Antes de ser ministra de Bolsonaro, Damares tentou evitar aborto em mulher com câncer

    Tratamento da doença oferece riscos à gravidez e pode causar malformação no feto

    Foto: Valter Campanato/Agência Brasil

    A ministra da Mulher, Família e Direitos Humanos, Damares Alves, tentou impedir uma mulher em tratamento contra um câncer de abortar, após a paciente ter conseguido autorização da Justiça para interromper a gravidez. A informação é da Vice.
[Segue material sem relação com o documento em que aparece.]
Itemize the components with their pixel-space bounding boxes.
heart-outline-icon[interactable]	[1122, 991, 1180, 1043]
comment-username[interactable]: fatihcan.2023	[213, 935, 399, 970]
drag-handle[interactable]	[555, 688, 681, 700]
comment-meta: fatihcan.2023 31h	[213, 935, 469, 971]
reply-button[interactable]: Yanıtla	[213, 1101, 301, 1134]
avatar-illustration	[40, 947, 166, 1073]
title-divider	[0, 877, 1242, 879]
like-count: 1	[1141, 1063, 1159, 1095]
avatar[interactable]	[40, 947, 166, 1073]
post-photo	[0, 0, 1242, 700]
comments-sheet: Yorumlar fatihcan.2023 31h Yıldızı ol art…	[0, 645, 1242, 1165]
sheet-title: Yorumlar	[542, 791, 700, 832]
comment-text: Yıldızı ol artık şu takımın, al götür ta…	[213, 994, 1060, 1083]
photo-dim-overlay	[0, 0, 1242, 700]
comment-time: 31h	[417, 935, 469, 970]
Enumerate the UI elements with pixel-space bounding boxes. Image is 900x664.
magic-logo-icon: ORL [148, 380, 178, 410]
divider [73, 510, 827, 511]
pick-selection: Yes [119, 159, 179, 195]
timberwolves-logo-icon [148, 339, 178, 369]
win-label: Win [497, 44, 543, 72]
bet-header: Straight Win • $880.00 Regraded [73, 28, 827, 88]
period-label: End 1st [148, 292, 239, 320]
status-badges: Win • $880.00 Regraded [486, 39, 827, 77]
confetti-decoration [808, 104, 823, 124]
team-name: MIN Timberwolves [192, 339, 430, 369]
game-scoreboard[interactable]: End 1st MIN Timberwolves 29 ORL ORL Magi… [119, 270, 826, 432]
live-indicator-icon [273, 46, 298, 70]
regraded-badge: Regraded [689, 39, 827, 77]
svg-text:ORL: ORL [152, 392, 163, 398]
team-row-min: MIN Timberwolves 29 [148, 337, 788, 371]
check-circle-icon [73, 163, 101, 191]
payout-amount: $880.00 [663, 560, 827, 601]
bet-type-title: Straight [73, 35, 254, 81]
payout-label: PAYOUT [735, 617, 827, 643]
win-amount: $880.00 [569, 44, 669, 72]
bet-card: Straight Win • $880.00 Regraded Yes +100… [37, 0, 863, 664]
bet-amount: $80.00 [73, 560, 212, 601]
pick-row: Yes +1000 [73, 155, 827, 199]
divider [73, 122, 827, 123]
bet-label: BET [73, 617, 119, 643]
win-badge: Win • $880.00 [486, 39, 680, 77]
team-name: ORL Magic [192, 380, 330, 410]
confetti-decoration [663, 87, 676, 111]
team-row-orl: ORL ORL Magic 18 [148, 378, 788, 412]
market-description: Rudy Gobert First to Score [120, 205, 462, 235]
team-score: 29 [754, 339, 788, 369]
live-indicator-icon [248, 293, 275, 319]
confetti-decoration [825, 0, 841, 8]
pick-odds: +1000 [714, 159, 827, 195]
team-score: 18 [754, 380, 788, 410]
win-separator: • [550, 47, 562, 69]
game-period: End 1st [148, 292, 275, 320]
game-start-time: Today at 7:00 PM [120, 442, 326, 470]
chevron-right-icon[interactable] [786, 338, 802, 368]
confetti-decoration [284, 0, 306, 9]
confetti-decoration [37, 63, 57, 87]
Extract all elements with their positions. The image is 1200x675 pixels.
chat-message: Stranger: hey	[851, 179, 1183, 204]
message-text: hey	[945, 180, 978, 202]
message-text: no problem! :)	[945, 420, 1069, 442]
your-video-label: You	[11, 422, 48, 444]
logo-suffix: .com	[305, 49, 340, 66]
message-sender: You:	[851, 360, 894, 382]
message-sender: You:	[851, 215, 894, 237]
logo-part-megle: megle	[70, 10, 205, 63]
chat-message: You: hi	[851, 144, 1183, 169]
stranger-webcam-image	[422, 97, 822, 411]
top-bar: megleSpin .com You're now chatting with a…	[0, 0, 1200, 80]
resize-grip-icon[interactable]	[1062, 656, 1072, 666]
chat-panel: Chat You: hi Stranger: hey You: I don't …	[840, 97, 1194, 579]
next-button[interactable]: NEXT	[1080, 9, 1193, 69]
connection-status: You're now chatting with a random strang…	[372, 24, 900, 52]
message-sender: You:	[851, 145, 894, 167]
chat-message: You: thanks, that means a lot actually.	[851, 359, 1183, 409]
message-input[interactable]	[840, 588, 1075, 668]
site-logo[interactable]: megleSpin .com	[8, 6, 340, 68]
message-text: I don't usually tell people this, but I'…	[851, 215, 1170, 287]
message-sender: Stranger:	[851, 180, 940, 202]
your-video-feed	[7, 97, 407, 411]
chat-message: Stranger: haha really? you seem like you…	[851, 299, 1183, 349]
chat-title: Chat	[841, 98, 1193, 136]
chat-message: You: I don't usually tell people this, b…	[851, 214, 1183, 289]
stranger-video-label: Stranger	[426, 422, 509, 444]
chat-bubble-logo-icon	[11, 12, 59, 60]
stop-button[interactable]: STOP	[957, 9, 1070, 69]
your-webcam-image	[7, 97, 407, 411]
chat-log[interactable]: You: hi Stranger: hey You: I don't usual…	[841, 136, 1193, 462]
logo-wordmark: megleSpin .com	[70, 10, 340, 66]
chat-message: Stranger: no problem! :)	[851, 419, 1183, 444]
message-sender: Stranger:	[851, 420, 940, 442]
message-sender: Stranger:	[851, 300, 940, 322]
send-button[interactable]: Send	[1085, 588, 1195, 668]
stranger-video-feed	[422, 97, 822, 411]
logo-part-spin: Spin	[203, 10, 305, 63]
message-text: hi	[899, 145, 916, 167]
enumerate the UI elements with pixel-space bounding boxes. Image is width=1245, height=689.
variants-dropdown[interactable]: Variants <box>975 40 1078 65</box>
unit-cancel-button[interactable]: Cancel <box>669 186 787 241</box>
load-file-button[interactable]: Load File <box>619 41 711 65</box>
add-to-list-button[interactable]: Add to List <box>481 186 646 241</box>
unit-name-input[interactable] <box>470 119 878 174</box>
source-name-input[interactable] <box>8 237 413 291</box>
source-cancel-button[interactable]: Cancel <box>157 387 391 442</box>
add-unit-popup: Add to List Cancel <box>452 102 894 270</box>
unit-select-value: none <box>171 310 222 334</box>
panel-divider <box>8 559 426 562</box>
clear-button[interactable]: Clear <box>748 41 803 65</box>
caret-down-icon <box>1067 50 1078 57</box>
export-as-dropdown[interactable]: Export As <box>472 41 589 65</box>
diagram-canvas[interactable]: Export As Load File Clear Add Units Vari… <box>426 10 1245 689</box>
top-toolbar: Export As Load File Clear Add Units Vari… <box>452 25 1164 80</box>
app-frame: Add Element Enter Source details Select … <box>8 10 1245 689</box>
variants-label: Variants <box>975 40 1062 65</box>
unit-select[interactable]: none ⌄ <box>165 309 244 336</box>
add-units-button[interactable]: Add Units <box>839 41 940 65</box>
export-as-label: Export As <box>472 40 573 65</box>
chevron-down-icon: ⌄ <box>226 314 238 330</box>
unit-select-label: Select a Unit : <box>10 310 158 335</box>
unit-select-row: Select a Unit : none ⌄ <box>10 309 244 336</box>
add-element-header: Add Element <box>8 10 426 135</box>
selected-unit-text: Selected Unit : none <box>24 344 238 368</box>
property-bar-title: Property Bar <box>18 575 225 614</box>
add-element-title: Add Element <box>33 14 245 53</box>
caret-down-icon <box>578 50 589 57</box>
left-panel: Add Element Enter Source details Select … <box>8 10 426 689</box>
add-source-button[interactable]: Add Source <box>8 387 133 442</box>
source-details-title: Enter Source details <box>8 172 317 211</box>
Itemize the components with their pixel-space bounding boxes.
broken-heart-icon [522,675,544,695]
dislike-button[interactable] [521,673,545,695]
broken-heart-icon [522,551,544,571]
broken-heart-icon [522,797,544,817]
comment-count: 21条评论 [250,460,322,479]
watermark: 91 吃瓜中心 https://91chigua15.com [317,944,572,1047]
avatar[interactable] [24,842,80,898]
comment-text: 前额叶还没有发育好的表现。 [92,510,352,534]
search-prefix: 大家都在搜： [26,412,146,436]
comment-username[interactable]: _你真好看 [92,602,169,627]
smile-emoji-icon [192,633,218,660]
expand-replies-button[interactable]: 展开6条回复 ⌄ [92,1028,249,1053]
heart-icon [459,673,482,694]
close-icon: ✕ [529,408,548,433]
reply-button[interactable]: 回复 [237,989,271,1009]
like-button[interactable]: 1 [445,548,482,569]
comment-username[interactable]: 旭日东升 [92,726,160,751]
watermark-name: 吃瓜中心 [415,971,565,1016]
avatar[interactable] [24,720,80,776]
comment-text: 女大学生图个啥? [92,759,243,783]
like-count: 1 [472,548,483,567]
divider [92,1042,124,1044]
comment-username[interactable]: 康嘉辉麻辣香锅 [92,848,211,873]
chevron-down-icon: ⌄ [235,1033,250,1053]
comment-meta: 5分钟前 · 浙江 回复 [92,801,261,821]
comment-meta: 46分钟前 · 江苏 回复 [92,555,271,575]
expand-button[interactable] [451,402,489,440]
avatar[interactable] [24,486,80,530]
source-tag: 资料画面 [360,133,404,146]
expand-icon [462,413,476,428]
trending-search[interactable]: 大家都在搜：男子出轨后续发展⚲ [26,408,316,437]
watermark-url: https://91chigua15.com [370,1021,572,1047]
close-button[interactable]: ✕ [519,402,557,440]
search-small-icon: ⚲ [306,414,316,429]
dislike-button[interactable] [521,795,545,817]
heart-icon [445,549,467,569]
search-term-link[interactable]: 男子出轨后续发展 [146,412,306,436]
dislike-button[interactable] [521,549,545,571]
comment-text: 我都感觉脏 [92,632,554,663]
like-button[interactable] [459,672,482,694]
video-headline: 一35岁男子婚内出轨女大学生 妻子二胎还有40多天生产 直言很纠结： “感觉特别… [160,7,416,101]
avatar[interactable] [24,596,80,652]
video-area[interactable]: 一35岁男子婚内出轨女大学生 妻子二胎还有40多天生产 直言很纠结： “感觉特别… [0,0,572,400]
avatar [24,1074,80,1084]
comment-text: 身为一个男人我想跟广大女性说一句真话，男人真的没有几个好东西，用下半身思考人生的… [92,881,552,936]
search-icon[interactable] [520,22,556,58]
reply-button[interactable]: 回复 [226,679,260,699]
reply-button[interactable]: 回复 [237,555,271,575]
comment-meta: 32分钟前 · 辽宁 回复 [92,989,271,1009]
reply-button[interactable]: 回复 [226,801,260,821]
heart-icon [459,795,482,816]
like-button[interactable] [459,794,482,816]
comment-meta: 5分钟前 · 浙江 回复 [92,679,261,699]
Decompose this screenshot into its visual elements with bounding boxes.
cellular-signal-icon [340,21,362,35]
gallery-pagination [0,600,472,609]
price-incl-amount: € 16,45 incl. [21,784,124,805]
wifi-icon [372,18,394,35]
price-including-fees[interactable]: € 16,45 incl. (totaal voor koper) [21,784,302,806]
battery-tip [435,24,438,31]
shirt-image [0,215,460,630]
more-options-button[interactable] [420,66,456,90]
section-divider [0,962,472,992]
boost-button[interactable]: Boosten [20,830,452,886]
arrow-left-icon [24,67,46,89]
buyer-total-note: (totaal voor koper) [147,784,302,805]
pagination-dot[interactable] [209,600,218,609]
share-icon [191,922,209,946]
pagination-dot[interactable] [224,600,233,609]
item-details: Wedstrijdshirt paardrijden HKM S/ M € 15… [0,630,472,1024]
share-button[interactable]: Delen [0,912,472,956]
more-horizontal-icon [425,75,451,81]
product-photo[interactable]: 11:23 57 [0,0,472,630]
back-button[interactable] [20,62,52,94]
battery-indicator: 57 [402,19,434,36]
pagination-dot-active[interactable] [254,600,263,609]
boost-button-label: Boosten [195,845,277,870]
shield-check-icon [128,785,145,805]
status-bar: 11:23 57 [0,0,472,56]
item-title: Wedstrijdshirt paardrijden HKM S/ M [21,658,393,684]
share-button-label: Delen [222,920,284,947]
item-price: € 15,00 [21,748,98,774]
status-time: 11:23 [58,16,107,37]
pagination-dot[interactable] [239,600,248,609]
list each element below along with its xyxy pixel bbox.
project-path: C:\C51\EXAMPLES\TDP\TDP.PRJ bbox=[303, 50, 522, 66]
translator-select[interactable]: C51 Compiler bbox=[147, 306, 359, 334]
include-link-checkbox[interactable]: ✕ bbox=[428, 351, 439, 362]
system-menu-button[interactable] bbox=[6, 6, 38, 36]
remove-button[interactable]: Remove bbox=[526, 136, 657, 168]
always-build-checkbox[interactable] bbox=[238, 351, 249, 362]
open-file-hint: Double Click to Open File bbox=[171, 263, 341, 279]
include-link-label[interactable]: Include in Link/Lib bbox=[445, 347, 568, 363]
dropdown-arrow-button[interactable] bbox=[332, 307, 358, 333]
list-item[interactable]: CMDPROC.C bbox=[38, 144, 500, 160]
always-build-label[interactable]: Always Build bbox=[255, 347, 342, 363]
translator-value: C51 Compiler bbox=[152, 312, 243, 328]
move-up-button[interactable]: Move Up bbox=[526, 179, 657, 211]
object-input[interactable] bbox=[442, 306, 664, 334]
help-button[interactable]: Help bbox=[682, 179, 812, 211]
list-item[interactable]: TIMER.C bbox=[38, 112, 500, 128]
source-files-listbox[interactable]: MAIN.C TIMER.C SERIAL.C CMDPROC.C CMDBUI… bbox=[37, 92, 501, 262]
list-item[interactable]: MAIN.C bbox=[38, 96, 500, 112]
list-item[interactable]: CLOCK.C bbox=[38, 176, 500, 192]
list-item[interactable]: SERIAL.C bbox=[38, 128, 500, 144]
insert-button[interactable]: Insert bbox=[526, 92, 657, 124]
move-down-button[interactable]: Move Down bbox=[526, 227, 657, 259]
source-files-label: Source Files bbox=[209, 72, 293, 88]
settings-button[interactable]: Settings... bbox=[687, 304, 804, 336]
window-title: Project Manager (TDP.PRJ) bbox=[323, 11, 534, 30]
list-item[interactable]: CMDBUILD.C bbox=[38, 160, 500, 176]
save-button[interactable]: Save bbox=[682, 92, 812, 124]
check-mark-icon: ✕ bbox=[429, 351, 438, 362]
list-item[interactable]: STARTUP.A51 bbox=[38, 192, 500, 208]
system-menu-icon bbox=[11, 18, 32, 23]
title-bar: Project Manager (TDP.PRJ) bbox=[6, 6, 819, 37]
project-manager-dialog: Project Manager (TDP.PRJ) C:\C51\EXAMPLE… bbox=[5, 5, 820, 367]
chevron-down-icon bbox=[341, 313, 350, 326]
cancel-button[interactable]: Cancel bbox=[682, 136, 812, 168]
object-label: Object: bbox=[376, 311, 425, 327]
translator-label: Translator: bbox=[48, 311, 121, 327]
    O caso ocorreu em 2012, sete anos antes de Damares assumir o ministério. A paciente que precisava interromper a gravidez foi Jéssica da Mata Silva, de 27 anos. Ela teve que passar por uma cirurgia para retirada de um tumor maligno do pulmão e, em seguida, fazer radioterapia e quimioterapia para se curar. Foi quando ela descobriu que estava grávida e o tratamento para o câncer é contraindicado durante a gestação, principalmente nos três primeiros meses. Além do risco de causar aborto, prosseguir com a gravidez poderia provocar a malformação no feto.

    Jéssica conseguiu autorização da Justiça de Goiás para realizar um aborto terapêutico com ajuda de um defensor público, que entendeu que a vida da cliente estava em risco por causa do câncer.

    No entanto, cerca de uma semana depois, a pastora e também advogada Damares tentou anular a decisão judicial por meio de uma medida liminar no Superior Tribunal de Justiça (STJ). Ela argumentou que o feto estava “ameaçado no seu direito de ir e vir e, mais que isso, em seu direito à vida.” Para a religiosa, “a simples presença da criança no útero não traz qualquer ameaça à vida da mãe”, e que “tampouco o aborto serviria para ‘curar’ o tumor da mãe, sendo errôneo denominá-lo aborto ‘terapêutico”.  O ministro Campos Marques, relator do caso no STJ, votou contra o pedido de Damares.

    Polêmicas

    Esta é uma das questões controversas envolvendo a titular da pasta criada por Bolsonaro. A ministra pode se homenageada com a Comenda 2 de Julho,  maior honraria concedida pelo Estado da Bahia, segundo proposta do Legislativo. Ela também é apoiadora do projeto que prevê a criação de uma bolsa para vítimas de estupro que não abortarem.